User feedback
Users can rate AI responses through thumbs up/down controls during conversations. This feedback helps evaluate model performance and can inform future improvements.
How feedback works
Users leave a thumbs up for responses they like or a thumbs down for responses they don't. The system captures a snapshot of the chat when users provide ratings.
Feedback can happen in two modes. Arena mode randomly selects models for unbiased comparison. When rating in arena mode, giving a thumbs up to one response automatically assigns a thumbs down to the alternative response.
Normal interaction mode lets users rate responses during standard chat without special activation. For leaderboard impact in this mode, responses need to come from different models for comparison.
Leaderboard and rankings
Ratings feed into a personalized leaderboard using an Elo rating system similar to chess rankings. This shows which models perform best based on actual usage.
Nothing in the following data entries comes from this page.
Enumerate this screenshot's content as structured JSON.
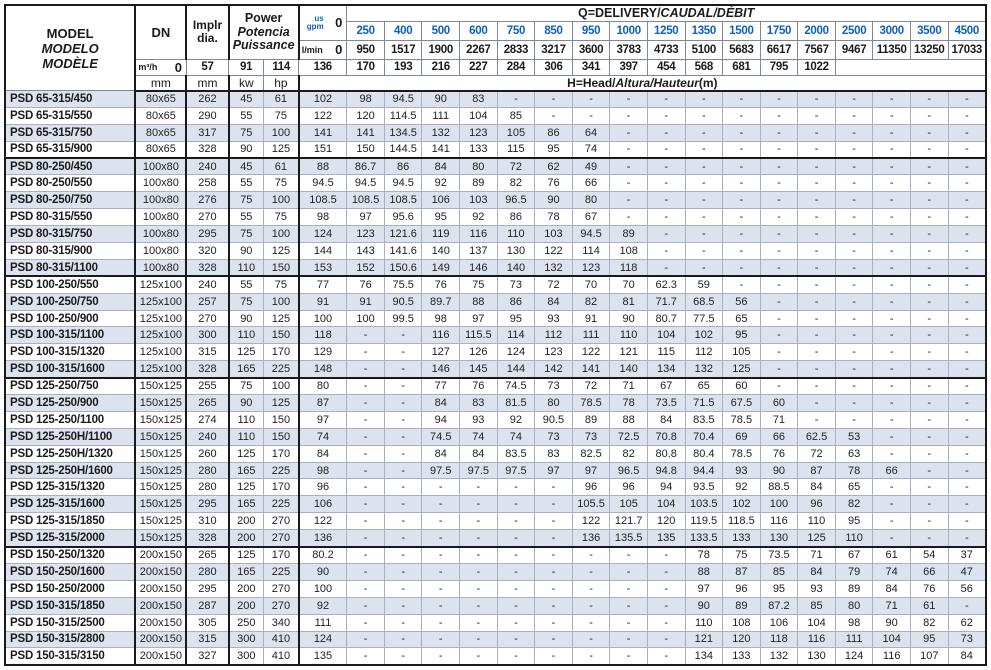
{
  "colors": {
    "accent_blue": "#0e5ec2",
    "stripe": "#dde3ee",
    "grid_dark": "#1a1a1a",
    "grid_light": "#a9b0bf"
  },
  "table": {
    "header": {
      "model": {
        "line1": "MODEL",
        "line2": "MODELO",
        "line3": "MODÈLE"
      },
      "dn": {
        "label": "DN",
        "unit": "mm"
      },
      "impeller": {
        "label1": "Implr",
        "label2": "dia.",
        "unit": "mm"
      },
      "power": {
        "line1": "Power",
        "line2": "Potencia",
        "line3": "Puissance",
        "unit_kw": "kw",
        "unit_hp": "hp"
      },
      "q_title": {
        "plain": "Q=DELIVERY/",
        "italic": "CAUDAL/DÉBIT"
      },
      "h_title": {
        "plain": "H=Head/",
        "italic": "Altura/Hauteur",
        "suffix": "(m)"
      },
      "flow_units": [
        {
          "label": "us gpm",
          "zero": "0"
        },
        {
          "label": "l/min",
          "zero": "0"
        },
        {
          "label": "m³/h",
          "zero": "0"
        }
      ]
    },
    "flow_columns": {
      "us_gpm": [
        "250",
        "400",
        "500",
        "600",
        "750",
        "850",
        "950",
        "1000",
        "1250",
        "1350",
        "1500",
        "1750",
        "2000",
        "2500",
        "3000",
        "3500",
        "4500"
      ],
      "l_min": [
        "950",
        "1517",
        "1900",
        "2267",
        "2833",
        "3217",
        "3600",
        "3783",
        "4733",
        "5100",
        "5683",
        "6617",
        "7567",
        "9467",
        "11350",
        "13250",
        "17033"
      ],
      "m3_h": [
        "57",
        "91",
        "114",
        "136",
        "170",
        "193",
        "216",
        "227",
        "284",
        "306",
        "341",
        "397",
        "454",
        "568",
        "681",
        "795",
        "1022"
      ]
    },
    "rows": [
      {
        "model": "PSD 65-315/450",
        "dn": "80x65",
        "dia": "262",
        "kw": "45",
        "hp": "61",
        "head": [
          "102",
          "98",
          "94.5",
          "90",
          "83",
          "-",
          "-",
          "-",
          "-",
          "-",
          "-",
          "-",
          "-",
          "-",
          "-",
          "-",
          "-",
          "-"
        ]
      },
      {
        "model": "PSD 65-315/550",
        "dn": "80x65",
        "dia": "290",
        "kw": "55",
        "hp": "75",
        "head": [
          "122",
          "120",
          "114.5",
          "111",
          "104",
          "85",
          "-",
          "-",
          "-",
          "-",
          "-",
          "-",
          "-",
          "-",
          "-",
          "-",
          "-",
          "-"
        ]
      },
      {
        "model": "PSD 65-315/750",
        "dn": "80x65",
        "dia": "317",
        "kw": "75",
        "hp": "100",
        "head": [
          "141",
          "141",
          "134.5",
          "132",
          "123",
          "105",
          "86",
          "64",
          "-",
          "-",
          "-",
          "-",
          "-",
          "-",
          "-",
          "-",
          "-",
          "-"
        ]
      },
      {
        "model": "PSD 65-315/900",
        "dn": "80x65",
        "dia": "328",
        "kw": "90",
        "hp": "125",
        "head": [
          "151",
          "150",
          "144.5",
          "141",
          "133",
          "115",
          "95",
          "74",
          "-",
          "-",
          "-",
          "-",
          "-",
          "-",
          "-",
          "-",
          "-",
          "-"
        ]
      },
      {
        "model": "PSD 80-250/450",
        "dn": "100x80",
        "dia": "240",
        "kw": "45",
        "hp": "61",
        "group_start": true,
        "head": [
          "88",
          "86.7",
          "86",
          "84",
          "80",
          "72",
          "62",
          "49",
          "-",
          "-",
          "-",
          "-",
          "-",
          "-",
          "-",
          "-",
          "-",
          "-"
        ]
      },
      {
        "model": "PSD 80-250/550",
        "dn": "100x80",
        "dia": "258",
        "kw": "55",
        "hp": "75",
        "head": [
          "94.5",
          "94.5",
          "94.5",
          "92",
          "89",
          "82",
          "76",
          "66",
          "-",
          "-",
          "-",
          "-",
          "-",
          "-",
          "-",
          "-",
          "-",
          "-"
        ]
      },
      {
        "model": "PSD 80-250/750",
        "dn": "100x80",
        "dia": "276",
        "kw": "75",
        "hp": "100",
        "head": [
          "108.5",
          "108.5",
          "108.5",
          "106",
          "103",
          "96.5",
          "90",
          "80",
          "-",
          "-",
          "-",
          "-",
          "-",
          "-",
          "-",
          "-",
          "-",
          "-"
        ]
      },
      {
        "model": "PSD 80-315/550",
        "dn": "100x80",
        "dia": "270",
        "kw": "55",
        "hp": "75",
        "head": [
          "98",
          "97",
          "95.6",
          "95",
          "92",
          "86",
          "78",
          "67",
          "-",
          "-",
          "-",
          "-",
          "-",
          "-",
          "-",
          "-",
          "-",
          "-"
        ]
      },
      {
        "model": "PSD 80-315/750",
        "dn": "100x80",
        "dia": "295",
        "kw": "75",
        "hp": "100",
        "head": [
          "124",
          "123",
          "121.6",
          "119",
          "116",
          "110",
          "103",
          "94.5",
          "89",
          "-",
          "-",
          "-",
          "-",
          "-",
          "-",
          "-",
          "-",
          "-"
        ]
      },
      {
        "model": "PSD 80-315/900",
        "dn": "100x80",
        "dia": "320",
        "kw": "90",
        "hp": "125",
        "head": [
          "144",
          "143",
          "141.6",
          "140",
          "137",
          "130",
          "122",
          "114",
          "108",
          "-",
          "-",
          "-",
          "-",
          "-",
          "-",
          "-",
          "-",
          "-"
        ]
      },
      {
        "model": "PSD 80-315/1100",
        "dn": "100x80",
        "dia": "328",
        "kw": "110",
        "hp": "150",
        "head": [
          "153",
          "152",
          "150.6",
          "149",
          "146",
          "140",
          "132",
          "123",
          "118",
          "-",
          "-",
          "-",
          "-",
          "-",
          "-",
          "-",
          "-",
          "-"
        ]
      },
      {
        "model": "PSD 100-250/550",
        "dn": "125x100",
        "dia": "240",
        "kw": "55",
        "hp": "75",
        "group_start": true,
        "head": [
          "77",
          "76",
          "75.5",
          "76",
          "75",
          "73",
          "72",
          "70",
          "70",
          "62.3",
          "59",
          "-",
          "-",
          "-",
          "-",
          "-",
          "-",
          "-"
        ]
      },
      {
        "model": "PSD 100-250/750",
        "dn": "125x100",
        "dia": "257",
        "kw": "75",
        "hp": "100",
        "head": [
          "91",
          "91",
          "90.5",
          "89.7",
          "88",
          "86",
          "84",
          "82",
          "81",
          "71.7",
          "68.5",
          "56",
          "-",
          "-",
          "-",
          "-",
          "-",
          "-"
        ]
      },
      {
        "model": "PSD 100-250/900",
        "dn": "125x100",
        "dia": "270",
        "kw": "90",
        "hp": "125",
        "head": [
          "100",
          "100",
          "99.5",
          "98",
          "97",
          "95",
          "93",
          "91",
          "90",
          "80.7",
          "77.5",
          "65",
          "-",
          "-",
          "-",
          "-",
          "-",
          "-"
        ]
      },
      {
        "model": "PSD 100-315/1100",
        "dn": "125x100",
        "dia": "300",
        "kw": "110",
        "hp": "150",
        "head": [
          "118",
          "-",
          "-",
          "116",
          "115.5",
          "114",
          "112",
          "111",
          "110",
          "104",
          "102",
          "95",
          "-",
          "-",
          "-",
          "-",
          "-",
          "-"
        ]
      },
      {
        "model": "PSD 100-315/1320",
        "dn": "125x100",
        "dia": "315",
        "kw": "125",
        "hp": "170",
        "head": [
          "129",
          "-",
          "-",
          "127",
          "126",
          "124",
          "123",
          "122",
          "121",
          "115",
          "112",
          "105",
          "-",
          "-",
          "-",
          "-",
          "-",
          "-"
        ]
      },
      {
        "model": "PSD 100-315/1600",
        "dn": "125x100",
        "dia": "328",
        "kw": "165",
        "hp": "225",
        "head": [
          "148",
          "-",
          "-",
          "146",
          "145",
          "144",
          "142",
          "141",
          "140",
          "134",
          "132",
          "125",
          "-",
          "-",
          "-",
          "-",
          "-",
          "-"
        ]
      },
      {
        "model": "PSD 125-250/750",
        "dn": "150x125",
        "dia": "255",
        "kw": "75",
        "hp": "100",
        "group_start": true,
        "head": [
          "80",
          "-",
          "-",
          "77",
          "76",
          "74.5",
          "73",
          "72",
          "71",
          "67",
          "65",
          "60",
          "-",
          "-",
          "-",
          "-",
          "-",
          "-"
        ]
      },
      {
        "model": "PSD 125-250/900",
        "dn": "150x125",
        "dia": "265",
        "kw": "90",
        "hp": "125",
        "head": [
          "87",
          "-",
          "-",
          "84",
          "83",
          "81.5",
          "80",
          "78.5",
          "78",
          "73.5",
          "71.5",
          "67.5",
          "60",
          "-",
          "-",
          "-",
          "-",
          "-"
        ]
      },
      {
        "model": "PSD 125-250/1100",
        "dn": "150x125",
        "dia": "274",
        "kw": "110",
        "hp": "150",
        "head": [
          "97",
          "-",
          "-",
          "94",
          "93",
          "92",
          "90.5",
          "89",
          "88",
          "84",
          "83.5",
          "78.5",
          "71",
          "-",
          "-",
          "-",
          "-",
          "-"
        ]
      },
      {
        "model": "PSD 125-250H/1100",
        "dn": "150x125",
        "dia": "240",
        "kw": "110",
        "hp": "150",
        "head": [
          "74",
          "-",
          "-",
          "74.5",
          "74",
          "74",
          "73",
          "73",
          "72.5",
          "70.8",
          "70.4",
          "69",
          "66",
          "62.5",
          "53",
          "-",
          "-",
          "-"
        ]
      },
      {
        "model": "PSD 125-250H/1320",
        "dn": "150x125",
        "dia": "260",
        "kw": "125",
        "hp": "170",
        "head": [
          "84",
          "-",
          "-",
          "84",
          "84",
          "83.5",
          "83",
          "82.5",
          "82",
          "80.8",
          "80.4",
          "78.5",
          "76",
          "72",
          "63",
          "-",
          "-",
          "-"
        ]
      },
      {
        "model": "PSD 125-250H/1600",
        "dn": "150x125",
        "dia": "280",
        "kw": "165",
        "hp": "225",
        "head": [
          "98",
          "-",
          "-",
          "97.5",
          "97.5",
          "97.5",
          "97",
          "97",
          "96.5",
          "94.8",
          "94.4",
          "93",
          "90",
          "87",
          "78",
          "66",
          "-",
          "-"
        ]
      },
      {
        "model": "PSD 125-315/1320",
        "dn": "150x125",
        "dia": "280",
        "kw": "125",
        "hp": "170",
        "head": [
          "96",
          "-",
          "-",
          "-",
          "-",
          "-",
          "-",
          "96",
          "96",
          "94",
          "93.5",
          "92",
          "88.5",
          "84",
          "65",
          "-",
          "-",
          "-"
        ]
      },
      {
        "model": "PSD 125-315/1600",
        "dn": "150x125",
        "dia": "295",
        "kw": "165",
        "hp": "225",
        "head": [
          "106",
          "-",
          "-",
          "-",
          "-",
          "-",
          "-",
          "105.5",
          "105",
          "104",
          "103.5",
          "102",
          "100",
          "96",
          "82",
          "-",
          "-",
          "-"
        ]
      },
      {
        "model": "PSD 125-315/1850",
        "dn": "150x125",
        "dia": "310",
        "kw": "200",
        "hp": "270",
        "head": [
          "122",
          "-",
          "-",
          "-",
          "-",
          "-",
          "-",
          "122",
          "121.7",
          "120",
          "119.5",
          "118.5",
          "116",
          "110",
          "95",
          "-",
          "-",
          "-"
        ]
      },
      {
        "model": "PSD 125-315/2000",
        "dn": "150x125",
        "dia": "328",
        "kw": "200",
        "hp": "270",
        "head": [
          "136",
          "-",
          "-",
          "-",
          "-",
          "-",
          "-",
          "136",
          "135.5",
          "135",
          "133.5",
          "133",
          "130",
          "125",
          "110",
          "-",
          "-",
          "-"
        ]
      },
      {
        "model": "PSD 150-250/1320",
        "dn": "200x150",
        "dia": "265",
        "kw": "125",
        "hp": "170",
        "group_start": true,
        "head": [
          "80.2",
          "-",
          "-",
          "-",
          "-",
          "-",
          "-",
          "-",
          "-",
          "-",
          "78",
          "75",
          "73.5",
          "71",
          "67",
          "61",
          "54",
          "37"
        ]
      },
      {
        "model": "PSD 150-250/1600",
        "dn": "200x150",
        "dia": "280",
        "kw": "165",
        "hp": "225",
        "head": [
          "90",
          "-",
          "-",
          "-",
          "-",
          "-",
          "-",
          "-",
          "-",
          "-",
          "88",
          "87",
          "85",
          "84",
          "79",
          "74",
          "66",
          "47"
        ]
      },
      {
        "model": "PSD 150-250/2000",
        "dn": "200x150",
        "dia": "295",
        "kw": "200",
        "hp": "270",
        "head": [
          "100",
          "-",
          "-",
          "-",
          "-",
          "-",
          "-",
          "-",
          "-",
          "-",
          "97",
          "96",
          "95",
          "93",
          "89",
          "84",
          "76",
          "56"
        ]
      },
      {
        "model": "PSD 150-315/1850",
        "dn": "200x150",
        "dia": "287",
        "kw": "200",
        "hp": "270",
        "head": [
          "92",
          "-",
          "-",
          "-",
          "-",
          "-",
          "-",
          "-",
          "-",
          "-",
          "90",
          "89",
          "87.2",
          "85",
          "80",
          "71",
          "61",
          "-"
        ]
      },
      {
        "model": "PSD 150-315/2500",
        "dn": "200x150",
        "dia": "305",
        "kw": "250",
        "hp": "340",
        "head": [
          "111",
          "-",
          "-",
          "-",
          "-",
          "-",
          "-",
          "-",
          "-",
          "-",
          "110",
          "108",
          "106",
          "104",
          "98",
          "90",
          "82",
          "62"
        ]
      },
      {
        "model": "PSD 150-315/2800",
        "dn": "200x150",
        "dia": "315",
        "kw": "300",
        "hp": "410",
        "head": [
          "124",
          "-",
          "-",
          "-",
          "-",
          "-",
          "-",
          "-",
          "-",
          "-",
          "121",
          "120",
          "118",
          "116",
          "111",
          "104",
          "95",
          "73"
        ]
      },
      {
        "model": "PSD 150-315/3150",
        "dn": "200x150",
        "dia": "327",
        "kw": "300",
        "hp": "410",
        "head": [
          "135",
          "-",
          "-",
          "-",
          "-",
          "-",
          "-",
          "-",
          "-",
          "-",
          "134",
          "133",
          "132",
          "130",
          "124",
          "116",
          "107",
          "84"
        ]
      }
    ]
  }
}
The platform supports topic-based reranking through tagging. Users can compare model performance across specific domains like customer service or technical support. Topic tagging happens automatically with manual override options for accurate categorization.
Data handling
All evaluation data stays on the user's instance by default. Organizations control whether to opt in for community sharing. Captured feedback can support future model fine-tuning efforts.
The feedback system helps organizations identify which models work best for their specific use cases and where improvements might be needed.